Hell, for all I know, you'd be at least as good a pick, maybe better.


Oh, Hell, no.

Just no.

Between listening to ballistics experts debate the effect of humidity on the drop of a fired round, or economists debating the impact of macro inflation on the economy and whether and how the increased speed of desktop computers should affect that the inflation index, or listening to a bag of feral cats caterwalling through the night....I guess I;d have to go with eating broken glass.
 
AFAIAC, he should have picked just about anybody other than Kudlow.

Lol, so you really dont like Kudlow? :)

Hell, for all I know, you'd be at least as good a pick, maybe better.


Oh, Hell, no.

Just no.

Between listening to ballistics experts debate the effect of humidity on the drop of a fired round, or economists debating the impact of macro inflation on the economy and whether and how the increased speed of desktop computers should affect that the inflation index, or listening to a bag of feral cats caterwalling through the night....I guess I;d have to go with eating broken glass.
Lol, so you really dont like Kudlow? :)
It's not a matter of whether I like Kudlow or don't like Kudlow. The issue is that he's inept as an economist; his track record, not his personality, is the reason I am not keen on his having been appointed. He has so often "missed the ball" on matters about which he holds himself out as being expert, prudent, sagacious, prescient, adept, etc. that I wouldn't hire him to work on my project teams, so you know damn well I don't condone his being appointed to any president's council of economic advisors.

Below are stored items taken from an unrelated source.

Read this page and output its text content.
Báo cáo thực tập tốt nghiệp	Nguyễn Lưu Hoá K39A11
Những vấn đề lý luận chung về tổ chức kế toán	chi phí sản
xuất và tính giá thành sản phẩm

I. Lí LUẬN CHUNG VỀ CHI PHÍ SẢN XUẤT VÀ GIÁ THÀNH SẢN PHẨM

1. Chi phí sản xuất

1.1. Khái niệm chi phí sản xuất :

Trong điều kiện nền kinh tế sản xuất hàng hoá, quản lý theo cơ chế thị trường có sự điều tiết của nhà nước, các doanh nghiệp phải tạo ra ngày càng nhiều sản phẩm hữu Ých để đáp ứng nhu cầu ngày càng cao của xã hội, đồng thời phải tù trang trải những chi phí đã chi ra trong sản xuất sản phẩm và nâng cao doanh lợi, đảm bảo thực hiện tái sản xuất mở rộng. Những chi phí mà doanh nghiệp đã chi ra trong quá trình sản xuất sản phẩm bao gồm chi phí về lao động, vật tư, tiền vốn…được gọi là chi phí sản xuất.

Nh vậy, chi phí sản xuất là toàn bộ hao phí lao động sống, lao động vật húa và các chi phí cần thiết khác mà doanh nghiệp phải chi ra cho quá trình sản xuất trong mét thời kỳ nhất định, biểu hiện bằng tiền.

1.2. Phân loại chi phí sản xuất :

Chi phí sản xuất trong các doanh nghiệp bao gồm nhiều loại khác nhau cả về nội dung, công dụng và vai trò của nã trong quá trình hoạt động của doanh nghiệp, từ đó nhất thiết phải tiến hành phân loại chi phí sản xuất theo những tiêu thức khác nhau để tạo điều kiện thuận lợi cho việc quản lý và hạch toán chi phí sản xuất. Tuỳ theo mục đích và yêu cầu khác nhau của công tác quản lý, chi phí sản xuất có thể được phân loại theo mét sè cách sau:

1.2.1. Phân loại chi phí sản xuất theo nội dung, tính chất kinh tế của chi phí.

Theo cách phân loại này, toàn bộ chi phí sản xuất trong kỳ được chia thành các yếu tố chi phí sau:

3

Kudlow being an economic advisor to Trump is tantamount to the "deaf, dumb and blind" leading the "deaf, dumb and blind." But, Kudlow, like a blind squirrel, may occasionally "find a nut."
 
It's not a matter of whether I like Kudlow or don't like Kudlow. The issue is that he's inept as an economist; his track record, not his personality, is the reason I am not keen on his having been appointed. He has so often "missed the ball" on matters about which he holds himself out as being expert, prudent, sagacious, prescient, adept, etc. that I wouldn't hire him to work on my project teams, so you know damn well I don't condone his being appointed to any president's council of economic advisors.

Kudlow being an economic advisor to Trump is tantamount to the "deaf, dumb and blind" leading the "deaf, dumb and blind." But, Kudlow, like a blind squirrel, may occasionally "find a nut."

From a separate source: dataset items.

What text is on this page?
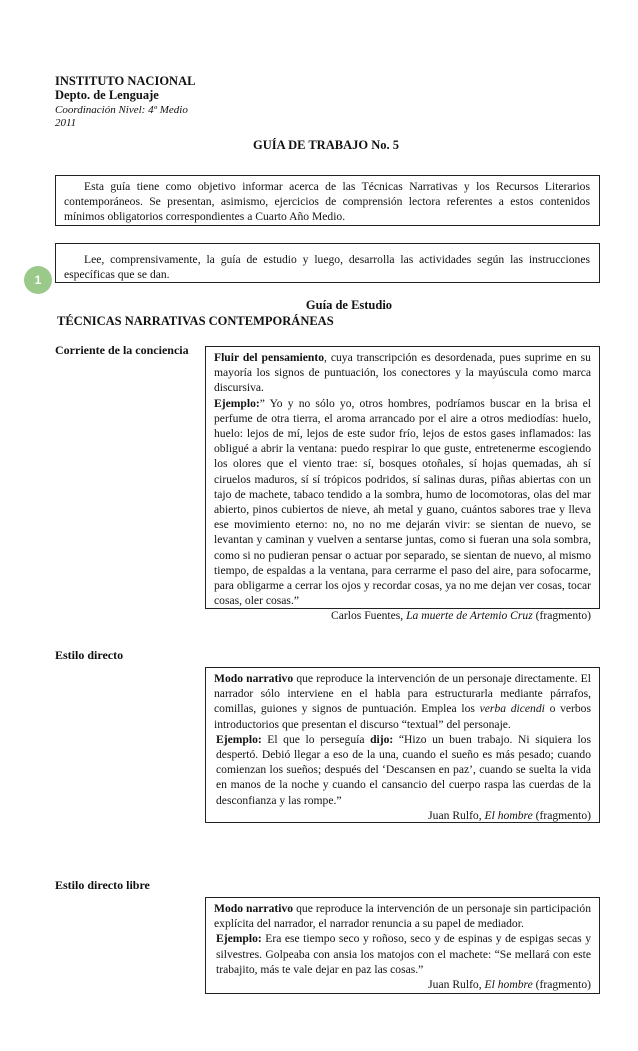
INSTITUTO NACIONAL
Depto. de Lenguaje
Coordinación Nivel: 4º Medio
2011
GUÍA DE TRABAJO No. 5
Esta guía tiene como objetivo informar acerca de las Técnicas Narrativas y los Recursos Literarios contemporáneos. Se presentan, asimismo, ejercicios de comprensión lectora referentes a estos contenidos mínimos obligatorios correspondientes a Cuarto Año Medio.
Lee, comprensivamente, la guía de estudio y luego, desarrolla las actividades según las instrucciones específicas que se dan.
1
Guía de Estudio
TÉCNICAS NARRATIVAS CONTEMPORÁNEAS
Corriente de la conciencia
Fluir del pensamiento, cuya transcripción es desordenada, pues suprime en su mayoría los signos de puntuación, los conectores y la mayúscula como marca discursiva.
Ejemplo:” Yo y no sólo yo, otros hombres, podríamos buscar en la brisa el perfume de otra tierra, el aroma arrancado por el aire a otros mediodías: huelo, huelo: lejos de mí, lejos de este sudor frío, lejos de estos gases inflamados: las obligué a abrir la ventana: puedo respirar lo que guste, entretenerme escogiendo los olores que el viento trae: sí, bosques otoñales, sí hojas quemadas, ah sí ciruelos maduros, sí sí trópicos podridos, sí salinas duras, piñas abiertas con un tajo de machete, tabaco tendido a la sombra, humo de locomotoras, olas del mar abierto, pinos cubiertos de nieve, ah metal y guano, cuántos sabores trae y lleva ese movimiento eterno: no, no no me dejarán vivir: se sientan de nuevo, se levantan y caminan y vuelven a sentarse juntas, como si fueran una sola sombra, como si no pudieran pensar o actuar por separado, se sientan de nuevo, al mismo tiempo, de espaldas a la ventana, para cerrarme el paso del aire, para sofocarme, para obligarme a cerrar los ojos y recordar cosas, ya no me dejan ver cosas, tocar cosas, oler cosas.”
Carlos Fuentes, La muerte de Artemio Cruz (fragmento)
Estilo directo
Modo narrativo que reproduce la intervención de un personaje directamente. El narrador sólo interviene en el habla para estructurarla mediante párrafos, comillas, guiones y signos de puntuación. Emplea los verba dicendi o verbos introductorios que presentan el discurso “textual” del personaje.
Ejemplo: El que lo perseguía dijo: “Hizo un buen trabajo. Ni siquiera los despertó. Debió llegar a eso de la una, cuando el sueño es más pesado; cuando comienzan los sueños; después del ‘Descansen en paz’, cuando se suelta la vida en manos de la noche y cuando el cansancio del cuerpo raspa las cuerdas de la desconfianza y las rompe.”
Juan Rulfo, El hombre (fragmento)
Estilo directo libre
Modo narrativo que reproduce la intervención de un personaje sin participación explícita del narrador, el narrador renuncia a su papel de mediador.
Ejemplo: Era ese tiempo seco y roñoso, seco y de espinas y de espigas secas y silvestres. Golpeaba con ansia los matojos con el machete: “Se mellará con este trabajito, más te vale dejar en paz las cosas.”
Juan Rulfo, El hombre (fragmento)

Oh, horse shit, Xellor. Had Obama appointed Kudlow you would be declaring the man a genius and blah, blah, blah as you are partisan and your track record is more consistent in that regard than Kudlowis wrong about anything.

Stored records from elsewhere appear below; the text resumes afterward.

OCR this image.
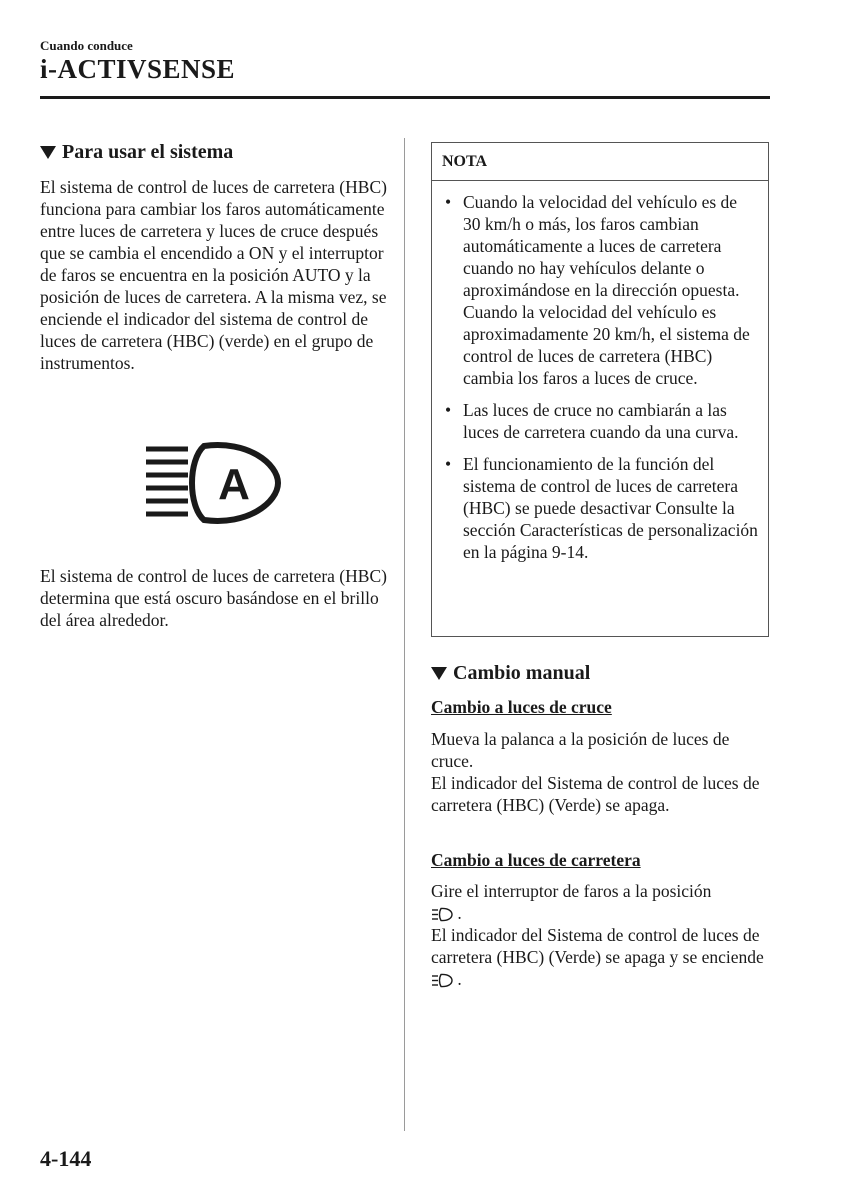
Cuando conduce
i-ACTIVSENSE
Para usar el sistema

El sistema de control de luces de carretera (HBC) funciona para cambiar los faros automáticamente entre luces de carretera y luces de cruce después que se cambia el encendido a ON y el interruptor de faros se encuentra en la posición AUTO y la posición de luces de carretera. A la misma vez, se enciende el indicador del sistema de control de luces de carretera (HBC) (verde) en el grupo de instrumentos.

A

El sistema de control de luces de carretera (HBC) determina que está oscuro basándose en el brillo del área alrededor.

NOTA

• Cuando la velocidad del vehículo es de 30 km/h o más, los faros cambian automáticamente a luces de carretera cuando no hay vehículos delante o aproximándose en la dirección opuesta.

Cuando la velocidad del vehículo es aproximadamente 20 km/h, el sistema de control de luces de carretera (HBC) cambia los faros a luces de cruce.

• Las luces de cruce no cambiarán a las luces de carretera cuando da una curva.

• El funcionamiento de la función del sistema de control de luces de carretera (HBC) se puede desactivar Consulte la sección Características de personalización en la página 9-14.

Cambio manual
Cambio a luces de cruce

Mueva la palanca a la posición de luces de cruce.

El indicador del Sistema de control de luces de carretera (HBC) (Verde) se apaga.

Cambio a luces de carretera

Gire el interruptor de faros a la posición
.

El indicador del Sistema de control de luces de carretera (HBC) (Verde) se apaga y se enciende  .

4-144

Lets look at your 'proof' that Kudlow is wrong. I cant sleep right now, so maybe this will help me, lol.

1. Calculated Risk: Larry Kudlow is usually wrong

So Kudlow was wrong about the Subprime mrtgage industry killing the REal estate market nationally. So was 99% of the rest of the economists in the country.

2. Trump’s New Economic Adviser Lawrence Kudlow Has Been Wrong About Everything

So everything about Supply Side economics is wrong and Kudlow an incompetent for subscribing to it? Horse shit.

3. 5 Times Trump's Favorite Economic Advisor Has Been Spectacularly Wrong About the Economy

Prognostication is based on a multitude of factors, and while Kudlow is not my favorite of them, to quote him out of context without qualification is just more partisan horse shittery.

4. Larry Kudlow’s history of bad economic calls

Aside from more castigation of Kudlow over the Subprime mess, the article basically criticizes Kudlow for being wrong on Free trade while disagreeing with Trump about Free Trade, oh and Trump is wrong too. Everyone outside the Democratic Party is wrong on everything, go figger.

5. God, cocaine, money and forgetting: a look at Donald Trump's new economic adviser

More Kudlow was wrong about the real estate market crapola, since everyone was wrong it seems absurd to hang all of it on Kudlow, this article takes swipes at Kudlow for having personal problems and recovering from them, converting to Catholicism and joining Opus Dei.

I am not impressed.

6. Kudlow Is a Sign Republicans Are Out of Economic Ideas

So imposing tarriffs is a bad thing, but Free Trade as espoused by Kudlow is also a bad thing?

lol, Trump is imposing duly agreed to tariffs as a response to Chinese misbehavior, and others as well, and the Tariffs are not going to hurt the economy any in and of themselves, but only help. What could hurt the economy is a general trade war of each trading block imposing tariffs on each other and we are far from that situation.

The USA has been putting up with the Chicoms currency manipulation, product dumping, patent theft and similar nonsense from the Chicoms for decades, and we are finally taking punitive steps to protect our economy and Free Traders are going hysterical, roflmao.

Kudlow is wrong about tariffs, but then again, you guys think he is wrong about anything he says just like you think Trump is wrong about anything he says as well.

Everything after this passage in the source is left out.